Looking across the global landscape, Schwimmer is far from optimistic, even though he claims not to be in the “prediction business”. He sees risks coming from the war in Ukraine, the surge in commodity prices and in the background he points to Covid and the impact this is having on Chinese equities.
“There are a number of risks and more pressures on the market than on economic activity.”
When it comes to tech IPOs, the shaven-headed and pugnacious exchange chief fiercely rejects the opinion – championed by former BT boss Gavin Patterson, embattled founder of The Hut Group, Matt Molding and d others – that London is the wrong place.
“We have a healthy market in London and we also have a very strong environment for private equity.
“London continues to be a very, very robust and prosperous financial center,” insists the American.
He challenges the fashionable notion that New York and the Nasdaq market in particular is the best place to float Arm Holdings. So far, that seems to be the path advocated by billionaire Masayoshi Son, the founder of Arm owner SoftBank.

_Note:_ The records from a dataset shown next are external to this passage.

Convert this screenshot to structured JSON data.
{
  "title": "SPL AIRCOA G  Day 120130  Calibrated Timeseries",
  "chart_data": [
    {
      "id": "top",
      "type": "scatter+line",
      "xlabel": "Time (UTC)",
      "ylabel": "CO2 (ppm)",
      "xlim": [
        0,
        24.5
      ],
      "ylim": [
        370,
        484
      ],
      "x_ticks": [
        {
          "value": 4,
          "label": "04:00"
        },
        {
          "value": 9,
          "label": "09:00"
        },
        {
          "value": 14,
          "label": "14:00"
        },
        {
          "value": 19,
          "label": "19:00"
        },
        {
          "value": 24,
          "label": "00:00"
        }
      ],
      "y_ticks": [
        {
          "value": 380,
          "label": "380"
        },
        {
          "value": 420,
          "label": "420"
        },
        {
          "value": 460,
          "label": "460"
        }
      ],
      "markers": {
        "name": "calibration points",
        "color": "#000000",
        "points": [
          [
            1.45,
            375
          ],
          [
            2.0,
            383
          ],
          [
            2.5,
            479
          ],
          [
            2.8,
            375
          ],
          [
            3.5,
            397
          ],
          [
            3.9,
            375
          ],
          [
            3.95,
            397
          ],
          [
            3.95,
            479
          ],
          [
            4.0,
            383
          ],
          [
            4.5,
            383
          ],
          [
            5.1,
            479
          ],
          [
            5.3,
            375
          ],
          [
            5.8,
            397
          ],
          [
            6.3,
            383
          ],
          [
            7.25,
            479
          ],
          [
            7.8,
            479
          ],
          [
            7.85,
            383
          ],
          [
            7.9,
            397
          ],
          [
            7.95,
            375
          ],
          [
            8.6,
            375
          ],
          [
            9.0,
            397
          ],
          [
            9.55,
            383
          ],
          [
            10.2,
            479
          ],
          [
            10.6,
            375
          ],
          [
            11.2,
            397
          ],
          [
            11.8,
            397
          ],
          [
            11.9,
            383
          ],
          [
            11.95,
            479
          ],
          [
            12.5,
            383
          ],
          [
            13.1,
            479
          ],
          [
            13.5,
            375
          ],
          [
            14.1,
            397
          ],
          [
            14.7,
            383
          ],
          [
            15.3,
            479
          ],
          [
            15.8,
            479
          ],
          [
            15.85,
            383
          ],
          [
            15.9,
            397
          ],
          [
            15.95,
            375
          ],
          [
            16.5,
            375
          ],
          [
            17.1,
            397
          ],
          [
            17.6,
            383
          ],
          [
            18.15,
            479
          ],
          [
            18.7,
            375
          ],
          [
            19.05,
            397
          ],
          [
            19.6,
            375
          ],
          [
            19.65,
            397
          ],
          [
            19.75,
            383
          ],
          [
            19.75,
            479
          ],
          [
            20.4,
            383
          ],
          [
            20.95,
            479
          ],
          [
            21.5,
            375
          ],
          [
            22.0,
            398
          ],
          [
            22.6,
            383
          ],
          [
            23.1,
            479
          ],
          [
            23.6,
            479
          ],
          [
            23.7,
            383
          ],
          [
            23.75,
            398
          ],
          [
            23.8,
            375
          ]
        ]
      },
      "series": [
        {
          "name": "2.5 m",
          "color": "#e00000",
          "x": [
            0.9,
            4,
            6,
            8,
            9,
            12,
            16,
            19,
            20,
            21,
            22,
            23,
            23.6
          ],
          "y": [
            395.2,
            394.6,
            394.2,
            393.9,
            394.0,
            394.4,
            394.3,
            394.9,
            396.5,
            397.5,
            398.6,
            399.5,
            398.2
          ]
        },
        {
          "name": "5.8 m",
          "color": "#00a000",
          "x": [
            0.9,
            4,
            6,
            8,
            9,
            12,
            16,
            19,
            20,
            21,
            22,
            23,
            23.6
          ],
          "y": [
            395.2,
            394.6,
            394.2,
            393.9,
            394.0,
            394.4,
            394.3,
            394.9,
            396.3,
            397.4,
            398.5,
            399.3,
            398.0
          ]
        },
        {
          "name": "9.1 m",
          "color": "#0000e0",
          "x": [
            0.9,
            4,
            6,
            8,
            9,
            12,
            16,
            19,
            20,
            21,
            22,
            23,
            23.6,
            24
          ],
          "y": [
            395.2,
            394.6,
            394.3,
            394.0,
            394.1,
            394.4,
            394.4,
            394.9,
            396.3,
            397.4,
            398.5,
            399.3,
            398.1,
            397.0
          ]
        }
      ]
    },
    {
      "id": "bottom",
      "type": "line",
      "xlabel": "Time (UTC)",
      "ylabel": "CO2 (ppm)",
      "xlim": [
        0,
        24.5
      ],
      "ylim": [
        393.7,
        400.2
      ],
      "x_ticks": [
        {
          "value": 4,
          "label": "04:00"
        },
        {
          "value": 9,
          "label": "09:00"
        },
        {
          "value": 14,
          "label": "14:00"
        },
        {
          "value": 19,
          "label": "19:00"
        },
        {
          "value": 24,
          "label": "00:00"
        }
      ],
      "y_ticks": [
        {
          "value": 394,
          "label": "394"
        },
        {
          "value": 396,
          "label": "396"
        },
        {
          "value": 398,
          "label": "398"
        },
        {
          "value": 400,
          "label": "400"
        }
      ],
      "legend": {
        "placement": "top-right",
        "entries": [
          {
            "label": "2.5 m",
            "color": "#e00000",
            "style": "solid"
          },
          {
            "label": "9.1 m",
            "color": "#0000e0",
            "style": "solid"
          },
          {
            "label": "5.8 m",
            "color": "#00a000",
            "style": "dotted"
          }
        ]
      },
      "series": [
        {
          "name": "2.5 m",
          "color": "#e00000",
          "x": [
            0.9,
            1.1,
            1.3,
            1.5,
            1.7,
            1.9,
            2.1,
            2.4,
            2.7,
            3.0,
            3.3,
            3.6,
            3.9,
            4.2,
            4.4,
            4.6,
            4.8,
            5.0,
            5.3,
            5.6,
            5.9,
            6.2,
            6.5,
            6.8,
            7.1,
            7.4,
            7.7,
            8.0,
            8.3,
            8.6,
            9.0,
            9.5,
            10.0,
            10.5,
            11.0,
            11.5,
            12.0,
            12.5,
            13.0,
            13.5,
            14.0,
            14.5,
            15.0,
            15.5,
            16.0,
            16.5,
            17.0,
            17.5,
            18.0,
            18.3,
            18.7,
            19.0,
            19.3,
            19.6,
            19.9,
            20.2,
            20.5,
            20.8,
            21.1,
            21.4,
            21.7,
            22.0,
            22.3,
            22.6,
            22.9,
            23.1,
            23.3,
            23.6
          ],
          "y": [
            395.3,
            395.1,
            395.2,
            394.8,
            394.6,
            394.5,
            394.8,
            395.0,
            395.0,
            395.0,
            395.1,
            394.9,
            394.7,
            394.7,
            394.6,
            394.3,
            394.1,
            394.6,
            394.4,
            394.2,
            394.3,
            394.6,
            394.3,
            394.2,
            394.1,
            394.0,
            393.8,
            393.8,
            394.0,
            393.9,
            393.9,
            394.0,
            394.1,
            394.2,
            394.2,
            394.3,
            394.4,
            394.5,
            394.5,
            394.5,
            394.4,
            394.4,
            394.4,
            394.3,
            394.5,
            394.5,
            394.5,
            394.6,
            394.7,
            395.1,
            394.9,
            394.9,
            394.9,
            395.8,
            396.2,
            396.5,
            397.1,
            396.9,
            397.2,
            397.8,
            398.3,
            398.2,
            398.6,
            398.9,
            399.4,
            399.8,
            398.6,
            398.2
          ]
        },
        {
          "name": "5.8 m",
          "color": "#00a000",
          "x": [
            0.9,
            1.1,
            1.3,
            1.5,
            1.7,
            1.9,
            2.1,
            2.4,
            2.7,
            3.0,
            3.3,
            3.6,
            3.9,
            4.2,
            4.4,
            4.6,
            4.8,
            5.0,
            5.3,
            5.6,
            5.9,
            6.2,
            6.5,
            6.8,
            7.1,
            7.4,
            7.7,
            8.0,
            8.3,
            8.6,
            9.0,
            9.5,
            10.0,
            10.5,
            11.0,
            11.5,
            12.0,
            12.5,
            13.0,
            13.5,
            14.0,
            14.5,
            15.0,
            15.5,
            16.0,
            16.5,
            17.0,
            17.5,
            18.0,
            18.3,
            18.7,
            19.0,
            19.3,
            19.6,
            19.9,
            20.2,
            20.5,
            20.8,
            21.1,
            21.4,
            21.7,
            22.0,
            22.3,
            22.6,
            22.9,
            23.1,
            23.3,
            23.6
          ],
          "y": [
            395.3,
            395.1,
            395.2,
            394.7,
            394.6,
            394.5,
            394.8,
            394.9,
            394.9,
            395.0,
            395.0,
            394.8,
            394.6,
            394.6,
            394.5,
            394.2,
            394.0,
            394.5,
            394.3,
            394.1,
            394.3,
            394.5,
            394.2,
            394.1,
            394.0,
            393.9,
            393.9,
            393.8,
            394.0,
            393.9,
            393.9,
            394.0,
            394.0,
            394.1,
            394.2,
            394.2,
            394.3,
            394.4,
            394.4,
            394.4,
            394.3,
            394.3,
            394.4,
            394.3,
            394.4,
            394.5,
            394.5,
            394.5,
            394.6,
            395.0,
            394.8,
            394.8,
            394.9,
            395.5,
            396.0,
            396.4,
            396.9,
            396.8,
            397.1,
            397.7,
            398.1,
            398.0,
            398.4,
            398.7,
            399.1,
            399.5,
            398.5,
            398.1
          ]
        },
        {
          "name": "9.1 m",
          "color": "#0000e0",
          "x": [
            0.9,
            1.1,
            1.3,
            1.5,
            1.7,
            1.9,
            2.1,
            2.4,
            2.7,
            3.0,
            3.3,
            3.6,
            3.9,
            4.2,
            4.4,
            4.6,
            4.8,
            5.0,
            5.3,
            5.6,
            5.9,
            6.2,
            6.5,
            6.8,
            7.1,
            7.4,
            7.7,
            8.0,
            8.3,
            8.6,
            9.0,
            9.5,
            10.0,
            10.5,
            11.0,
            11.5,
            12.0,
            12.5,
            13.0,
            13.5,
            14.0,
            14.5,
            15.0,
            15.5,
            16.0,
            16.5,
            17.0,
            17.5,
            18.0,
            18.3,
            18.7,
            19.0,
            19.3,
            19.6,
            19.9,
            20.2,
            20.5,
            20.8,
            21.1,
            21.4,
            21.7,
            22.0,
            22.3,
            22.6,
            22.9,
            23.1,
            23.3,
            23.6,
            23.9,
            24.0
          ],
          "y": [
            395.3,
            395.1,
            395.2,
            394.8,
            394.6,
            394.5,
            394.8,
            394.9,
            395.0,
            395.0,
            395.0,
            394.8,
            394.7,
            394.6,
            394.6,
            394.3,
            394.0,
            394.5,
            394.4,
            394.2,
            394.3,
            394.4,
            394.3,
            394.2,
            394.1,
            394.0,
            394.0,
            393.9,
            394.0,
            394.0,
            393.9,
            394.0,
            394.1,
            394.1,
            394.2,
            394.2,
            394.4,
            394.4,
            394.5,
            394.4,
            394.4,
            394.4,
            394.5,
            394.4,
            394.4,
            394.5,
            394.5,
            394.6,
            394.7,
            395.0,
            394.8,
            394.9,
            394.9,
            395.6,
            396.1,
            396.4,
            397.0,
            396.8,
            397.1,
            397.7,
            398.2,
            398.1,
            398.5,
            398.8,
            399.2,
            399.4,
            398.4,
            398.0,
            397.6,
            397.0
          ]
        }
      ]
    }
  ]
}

“I think the narrative that technology always has an easy run and spectacular performance in New York is a bit silly.” The performance, for example, of the biotechnology sector in New York has been abysmal,” adds Schwimmer.
He also thinks it’s important that a company like Arm, which is headquartered in the UK and where its business mainly operates, is in London if it wants to feature in key indices.
Schwimmer reveals he is working closely with the government to ensure London remains competitive and – under more normal market conditions – attracts big business to the City.
The Ukraine-Russia conflict could also be a turning point for ESG investing, he says. Over the past two years, investors felt that if they took cash out of fossil fuel companies, “they ticked the ESG box.”
Given the hostile geopolitical climate, he says as a steward of one of the world’s largest natural resource markets, ESG “isn’t a sophisticated enough way to think about challenges.”
As the architect of one of Britain’s biggest and most ambitious takeovers in recent times – the relocation of Refinitiv – Schwimmer should be a national hero. Instead, he faces the slings and arrows of investors with a short-term view.
The Ukraine crisis, the volatility and the trading profits it generated made his deal smarter for LSEG investors – and boosted the appeal of the Square Mile as a European financial hub.